Angesprochen wurde ich bisher nur zweimal auf die Aperture-Tasche, die von meinen dazu passenden Socken versteckt wird – ich fand kein geeigneteres Bild. Socken unterschiedlicher Farben sind übrigens nicht nur was für Kinder, oder mit Katzen- oder Eulen-Motiven, sondern auch für Erwachsene. Oder mit Comic-Schriftzügen. Oder Dinosaurier. Ja, ich besitze Dinosaurier Socken und bereue es immer noch, damals im Urlaub keine weiteres Paar mitgenommen zu haben. Ich sehe schon den nächsten Beitrag vor mir: „Dinosaurier, ganz gleich ob jung oder alt“ – oder so.

Aktuell begleitet mich die Time-Travelers-Old-School Tasche. Darauf zu sehen sind die TARDIS, ein Filmmodell der Zeitmaschine von HG Wells aus „Die Zeitmaschine“ von 1895, ein DeLorean und Bulmas Kapsel aus Dragonball – hier leider nicht zu erkennen. „Gobbolino der Hexenkater“ (von Ursula M. Williams, 1942) ist eine meiner Lieblingsgeschichten aus der Kindheit: Ein kleiner Hexenkater, der verstoßen wird und nur eine Hauskatze sein mag. Ich kann das Buch jedem empfehlen.

Mein nächstes Motiv habe ich bereits gefunden. Jetzt brauche ich lediglich einen guten Taschen-Hersteller. Danke Google.

Advertisements

5 Kommentare

Eingeordnet unter Game of Thrones, Popkultur 'n Geek-ish, So sei es

Weltkatzentag!

Noch immer feiern wir heute den Weltkatzentag – leider hatte ich ihn komplett übersehen. Damit sei das Mindeste getan und den Katzen aller Welt mit diesem Beitrag gehuldigt.
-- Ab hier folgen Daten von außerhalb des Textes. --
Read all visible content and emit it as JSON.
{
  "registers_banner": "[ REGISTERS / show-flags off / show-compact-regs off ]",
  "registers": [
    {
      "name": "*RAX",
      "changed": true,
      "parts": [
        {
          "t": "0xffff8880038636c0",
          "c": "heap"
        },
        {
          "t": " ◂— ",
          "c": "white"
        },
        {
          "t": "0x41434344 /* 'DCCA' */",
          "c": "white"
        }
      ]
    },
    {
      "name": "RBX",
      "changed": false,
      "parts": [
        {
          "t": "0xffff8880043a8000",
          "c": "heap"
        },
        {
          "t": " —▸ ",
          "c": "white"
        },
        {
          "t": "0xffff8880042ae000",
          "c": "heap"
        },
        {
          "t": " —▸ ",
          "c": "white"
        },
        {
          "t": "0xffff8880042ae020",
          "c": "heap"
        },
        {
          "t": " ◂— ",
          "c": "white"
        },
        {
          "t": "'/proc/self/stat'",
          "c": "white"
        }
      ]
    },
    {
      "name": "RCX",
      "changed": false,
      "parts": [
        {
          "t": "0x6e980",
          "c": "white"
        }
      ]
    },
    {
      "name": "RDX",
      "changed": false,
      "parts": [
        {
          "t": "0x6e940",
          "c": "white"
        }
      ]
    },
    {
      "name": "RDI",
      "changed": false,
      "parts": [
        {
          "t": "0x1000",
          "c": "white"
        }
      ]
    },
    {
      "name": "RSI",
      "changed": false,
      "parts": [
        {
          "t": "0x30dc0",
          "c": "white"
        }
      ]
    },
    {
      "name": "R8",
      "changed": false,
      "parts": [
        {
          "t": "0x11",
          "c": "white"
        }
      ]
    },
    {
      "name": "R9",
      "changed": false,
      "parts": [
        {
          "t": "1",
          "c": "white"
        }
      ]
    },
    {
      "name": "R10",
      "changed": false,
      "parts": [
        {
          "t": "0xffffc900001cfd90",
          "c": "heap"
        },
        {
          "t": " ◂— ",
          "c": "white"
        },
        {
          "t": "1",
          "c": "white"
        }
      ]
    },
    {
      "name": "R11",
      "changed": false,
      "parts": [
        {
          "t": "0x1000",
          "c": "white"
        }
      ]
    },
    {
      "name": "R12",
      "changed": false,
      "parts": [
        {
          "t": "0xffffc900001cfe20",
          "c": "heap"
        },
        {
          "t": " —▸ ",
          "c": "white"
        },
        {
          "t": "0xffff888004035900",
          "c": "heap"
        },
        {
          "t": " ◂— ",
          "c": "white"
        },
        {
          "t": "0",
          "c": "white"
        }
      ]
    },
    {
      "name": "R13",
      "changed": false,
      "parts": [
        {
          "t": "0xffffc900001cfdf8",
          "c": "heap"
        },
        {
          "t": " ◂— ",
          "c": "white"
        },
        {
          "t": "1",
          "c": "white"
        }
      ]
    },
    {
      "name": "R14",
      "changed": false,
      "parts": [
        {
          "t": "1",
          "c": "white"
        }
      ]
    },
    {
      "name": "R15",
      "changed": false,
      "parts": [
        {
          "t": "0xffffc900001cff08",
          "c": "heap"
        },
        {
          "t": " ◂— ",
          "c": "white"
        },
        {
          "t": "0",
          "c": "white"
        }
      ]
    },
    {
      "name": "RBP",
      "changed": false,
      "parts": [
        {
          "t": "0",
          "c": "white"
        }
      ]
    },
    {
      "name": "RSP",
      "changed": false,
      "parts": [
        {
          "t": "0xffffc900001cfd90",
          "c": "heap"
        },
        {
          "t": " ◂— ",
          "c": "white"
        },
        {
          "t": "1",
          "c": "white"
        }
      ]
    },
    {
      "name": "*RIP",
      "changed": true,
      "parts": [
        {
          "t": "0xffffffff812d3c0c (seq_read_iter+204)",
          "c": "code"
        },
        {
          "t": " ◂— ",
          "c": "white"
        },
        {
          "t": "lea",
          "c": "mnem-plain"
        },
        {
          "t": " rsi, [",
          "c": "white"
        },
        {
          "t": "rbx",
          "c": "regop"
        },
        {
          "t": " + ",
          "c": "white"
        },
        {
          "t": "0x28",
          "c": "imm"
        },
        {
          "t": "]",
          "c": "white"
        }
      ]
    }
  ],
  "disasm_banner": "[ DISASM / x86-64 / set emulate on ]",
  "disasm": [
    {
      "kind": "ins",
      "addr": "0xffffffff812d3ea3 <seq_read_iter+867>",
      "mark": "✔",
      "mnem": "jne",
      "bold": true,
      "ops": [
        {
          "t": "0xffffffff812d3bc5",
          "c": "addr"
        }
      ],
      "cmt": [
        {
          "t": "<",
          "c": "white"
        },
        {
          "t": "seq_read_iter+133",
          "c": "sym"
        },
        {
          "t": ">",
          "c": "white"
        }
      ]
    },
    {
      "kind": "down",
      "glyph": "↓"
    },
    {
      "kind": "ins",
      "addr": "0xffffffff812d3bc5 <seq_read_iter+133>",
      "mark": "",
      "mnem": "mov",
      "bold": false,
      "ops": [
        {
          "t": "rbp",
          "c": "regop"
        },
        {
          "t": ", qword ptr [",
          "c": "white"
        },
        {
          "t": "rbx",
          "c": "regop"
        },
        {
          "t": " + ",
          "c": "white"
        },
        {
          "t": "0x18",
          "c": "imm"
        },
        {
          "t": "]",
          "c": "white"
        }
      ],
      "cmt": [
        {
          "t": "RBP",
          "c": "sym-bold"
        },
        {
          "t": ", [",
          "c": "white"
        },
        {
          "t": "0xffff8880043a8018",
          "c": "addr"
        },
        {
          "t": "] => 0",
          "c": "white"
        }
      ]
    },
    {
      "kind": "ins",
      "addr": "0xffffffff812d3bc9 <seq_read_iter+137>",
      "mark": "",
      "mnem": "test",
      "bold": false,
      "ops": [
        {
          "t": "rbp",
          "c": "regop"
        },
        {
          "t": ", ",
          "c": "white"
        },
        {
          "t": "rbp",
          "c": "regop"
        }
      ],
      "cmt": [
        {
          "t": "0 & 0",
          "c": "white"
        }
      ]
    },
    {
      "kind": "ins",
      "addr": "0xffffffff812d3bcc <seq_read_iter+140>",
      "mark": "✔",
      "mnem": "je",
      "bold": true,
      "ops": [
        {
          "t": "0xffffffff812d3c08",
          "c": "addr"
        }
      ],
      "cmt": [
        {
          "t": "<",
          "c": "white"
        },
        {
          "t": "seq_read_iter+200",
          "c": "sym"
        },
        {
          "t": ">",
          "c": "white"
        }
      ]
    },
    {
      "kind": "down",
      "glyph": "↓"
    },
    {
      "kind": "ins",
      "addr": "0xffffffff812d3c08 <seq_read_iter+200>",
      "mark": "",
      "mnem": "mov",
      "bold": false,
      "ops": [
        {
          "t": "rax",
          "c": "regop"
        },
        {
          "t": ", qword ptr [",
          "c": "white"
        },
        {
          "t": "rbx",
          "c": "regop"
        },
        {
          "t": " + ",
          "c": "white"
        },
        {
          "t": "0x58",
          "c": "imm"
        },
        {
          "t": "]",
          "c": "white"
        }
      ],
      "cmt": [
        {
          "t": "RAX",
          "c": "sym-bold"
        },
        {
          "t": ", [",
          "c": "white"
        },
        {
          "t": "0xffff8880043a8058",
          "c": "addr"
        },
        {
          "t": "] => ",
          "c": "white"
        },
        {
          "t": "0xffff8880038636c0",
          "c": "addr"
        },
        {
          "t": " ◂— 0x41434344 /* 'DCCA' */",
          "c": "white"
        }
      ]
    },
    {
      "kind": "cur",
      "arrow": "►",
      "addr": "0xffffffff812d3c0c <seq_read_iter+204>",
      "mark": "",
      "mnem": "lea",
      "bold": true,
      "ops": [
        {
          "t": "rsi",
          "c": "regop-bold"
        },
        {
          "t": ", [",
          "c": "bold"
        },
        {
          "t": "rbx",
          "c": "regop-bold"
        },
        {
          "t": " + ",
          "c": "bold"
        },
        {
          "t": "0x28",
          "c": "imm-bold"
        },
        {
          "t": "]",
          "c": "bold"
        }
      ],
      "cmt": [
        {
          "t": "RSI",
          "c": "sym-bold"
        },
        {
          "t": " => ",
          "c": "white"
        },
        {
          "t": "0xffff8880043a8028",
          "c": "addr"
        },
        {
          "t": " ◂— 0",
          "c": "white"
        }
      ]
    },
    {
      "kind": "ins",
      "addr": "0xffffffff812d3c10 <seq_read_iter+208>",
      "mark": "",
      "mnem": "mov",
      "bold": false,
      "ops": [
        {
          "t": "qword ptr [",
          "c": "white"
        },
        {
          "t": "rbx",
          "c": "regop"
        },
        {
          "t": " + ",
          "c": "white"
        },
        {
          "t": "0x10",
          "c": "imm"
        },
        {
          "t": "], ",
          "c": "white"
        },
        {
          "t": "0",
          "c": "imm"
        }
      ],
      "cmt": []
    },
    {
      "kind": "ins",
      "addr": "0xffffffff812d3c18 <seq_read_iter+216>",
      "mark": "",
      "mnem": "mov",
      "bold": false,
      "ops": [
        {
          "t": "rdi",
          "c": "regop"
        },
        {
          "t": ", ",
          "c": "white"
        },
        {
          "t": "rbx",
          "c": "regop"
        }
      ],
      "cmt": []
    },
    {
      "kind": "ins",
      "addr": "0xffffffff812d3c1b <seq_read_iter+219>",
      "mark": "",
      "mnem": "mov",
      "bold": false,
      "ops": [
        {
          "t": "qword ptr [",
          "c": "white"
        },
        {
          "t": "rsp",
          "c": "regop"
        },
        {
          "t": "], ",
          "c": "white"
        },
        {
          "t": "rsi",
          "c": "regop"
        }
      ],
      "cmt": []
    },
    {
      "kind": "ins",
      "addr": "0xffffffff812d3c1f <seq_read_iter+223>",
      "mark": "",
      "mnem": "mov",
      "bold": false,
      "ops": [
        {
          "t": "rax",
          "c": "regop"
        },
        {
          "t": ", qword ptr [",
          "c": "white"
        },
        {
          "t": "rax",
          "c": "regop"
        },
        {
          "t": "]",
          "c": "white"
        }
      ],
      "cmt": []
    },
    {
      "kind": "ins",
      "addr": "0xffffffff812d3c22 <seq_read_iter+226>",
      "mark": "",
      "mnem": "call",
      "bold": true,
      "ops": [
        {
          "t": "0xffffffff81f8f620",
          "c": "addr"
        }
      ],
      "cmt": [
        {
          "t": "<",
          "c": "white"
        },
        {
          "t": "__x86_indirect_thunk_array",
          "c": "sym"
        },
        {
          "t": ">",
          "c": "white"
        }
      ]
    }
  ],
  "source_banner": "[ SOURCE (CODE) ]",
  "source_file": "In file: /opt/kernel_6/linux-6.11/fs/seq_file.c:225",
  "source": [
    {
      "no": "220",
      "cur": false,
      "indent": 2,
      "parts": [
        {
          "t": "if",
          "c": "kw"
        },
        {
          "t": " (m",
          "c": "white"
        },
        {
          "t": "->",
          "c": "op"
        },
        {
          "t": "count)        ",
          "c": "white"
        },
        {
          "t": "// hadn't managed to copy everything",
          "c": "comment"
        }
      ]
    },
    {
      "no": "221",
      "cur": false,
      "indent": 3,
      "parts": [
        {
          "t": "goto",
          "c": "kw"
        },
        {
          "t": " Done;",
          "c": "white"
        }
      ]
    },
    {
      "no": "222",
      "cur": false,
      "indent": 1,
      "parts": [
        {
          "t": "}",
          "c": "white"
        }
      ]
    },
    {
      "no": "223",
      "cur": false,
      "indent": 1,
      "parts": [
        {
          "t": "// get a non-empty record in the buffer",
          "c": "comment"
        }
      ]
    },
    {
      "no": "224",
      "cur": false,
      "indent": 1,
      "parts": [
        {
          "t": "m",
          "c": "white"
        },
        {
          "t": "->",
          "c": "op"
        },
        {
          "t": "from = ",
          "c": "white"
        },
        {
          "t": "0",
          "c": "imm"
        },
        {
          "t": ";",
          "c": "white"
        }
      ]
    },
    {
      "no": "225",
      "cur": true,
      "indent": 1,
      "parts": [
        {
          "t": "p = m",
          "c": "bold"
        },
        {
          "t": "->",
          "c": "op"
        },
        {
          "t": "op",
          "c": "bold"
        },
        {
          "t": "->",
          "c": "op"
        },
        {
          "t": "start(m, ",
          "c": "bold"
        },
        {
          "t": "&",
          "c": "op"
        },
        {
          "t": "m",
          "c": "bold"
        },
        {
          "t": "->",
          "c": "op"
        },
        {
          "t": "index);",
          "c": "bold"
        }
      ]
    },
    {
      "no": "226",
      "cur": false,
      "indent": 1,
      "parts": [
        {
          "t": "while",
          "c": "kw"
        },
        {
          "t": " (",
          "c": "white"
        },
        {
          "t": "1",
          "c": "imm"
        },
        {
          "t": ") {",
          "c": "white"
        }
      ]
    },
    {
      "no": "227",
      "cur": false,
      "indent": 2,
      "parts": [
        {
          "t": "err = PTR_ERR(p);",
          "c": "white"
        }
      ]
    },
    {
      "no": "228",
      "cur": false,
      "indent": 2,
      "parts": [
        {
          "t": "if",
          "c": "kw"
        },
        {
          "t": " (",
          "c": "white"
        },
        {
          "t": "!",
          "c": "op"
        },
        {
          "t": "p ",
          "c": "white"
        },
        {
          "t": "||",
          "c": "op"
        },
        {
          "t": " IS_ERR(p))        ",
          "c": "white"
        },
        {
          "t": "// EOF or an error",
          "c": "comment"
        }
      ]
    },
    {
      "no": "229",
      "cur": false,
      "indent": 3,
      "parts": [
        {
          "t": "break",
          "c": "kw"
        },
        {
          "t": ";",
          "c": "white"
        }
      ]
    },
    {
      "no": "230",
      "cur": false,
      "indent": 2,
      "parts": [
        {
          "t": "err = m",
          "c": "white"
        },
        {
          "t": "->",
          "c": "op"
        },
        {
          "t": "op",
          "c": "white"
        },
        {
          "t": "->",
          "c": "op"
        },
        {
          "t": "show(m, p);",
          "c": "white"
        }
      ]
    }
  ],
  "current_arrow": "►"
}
Zur Feier des Tages ein Klassiker:

Was waren gleich noch mal die Bonsai-Kittens? Hoax! Aber die Idee ist natürlich hochgradig kreativ: Stecke kleine Kätzchen (wehe!) in einen eckigen Behälter und sie werden dessen Form annehmen, denn wir wissen: Katzen sind wie Flüssigkeiten. Sie passen sich ihrer Umgebung an – und somit verlieren sie die Form auch wieder. Ich rieche eine Marktlücke: Ein Physik-Lehrbuch, dass Praxisnahe Beispiele anhand von Katzen demonstriert: Gezeichnet natürlich. Es gibt Schrödingers Katze, Liquide Katzen, Butterbrot-Katzen, es fänden sich sicherlich noch mehr Beispiele. Jemand interessiert?

Thx Google.

Hinterlasse einen Kommentar

Eingeordnet unter Beiträge mit Katzen!, Just about Life, So sei es

Bienen im Bus – Ein Erfahrungsbericht

Öffentliche Verkehrsmittel im Sommer sind eine Qual. Hunderte von schwitzenden Leuten müssen sich in ein stickiges Fahrzeug zwängen, womöglich unangenehm riechen und deren nasse Haut an der feuchten Haut anderer Leute reiben. Bisher hatte ich Glück, aber Bienen oft weniger. Davon möchte ich kurz berichten:

Ich schicke voraus, das ich keine Angst vor Bienen und Wespen und Hornissen und Hummeln habe, davon abgesehen, dass ich sie nicht auseinander halten kann, außer Hummeln, die sind fett und flauschig. Ich habe Respekt, ja, aber keine Angst. Ich gerate nicht Panik, sondern begutachte sie interessiert. Das einzige mal, dass mich eine Biene gestochen hatte, war im Schwimmbad. Ich war noch ein Kind und hatte in der Schule gelernt, dass sie ihren Stachel verlieren und somit sterben. Instinktiv empfand ich Mitleid mit der armen Biene, die durch mein unachtsames Treten sterben musste. Den Schmerz im Fuß akzeptierte ich als berechtigte Strafe. Sicherlich, andere haben weniger Glück: Wenn man allergisch ist oder in ein Wespennest tritt und von Hunderten Wespen gestochen wird. Ich kann es also irgendwo nachvollziehen, warum man panisch wird und wild mit den Armen fuchtelt (und dabei das Tier verschreckt). Manche Leute haben auch Angst vor Spinnen: Die werden von mir ebenfalls gerettet und in Sicherheit gebracht. Kurz bevor ich staubsauge, klopfe ich an die entsprechenden Stellen, sodass die Tiere Zeit haben zu verschwinden – und manchmal warte ich auch, oder trage sie wohin. Und ja, ich traue mir zu einen friedlichen Weberknecht von einer Kreuzspinne unterscheiden zu können und dementsprechend zu handeln.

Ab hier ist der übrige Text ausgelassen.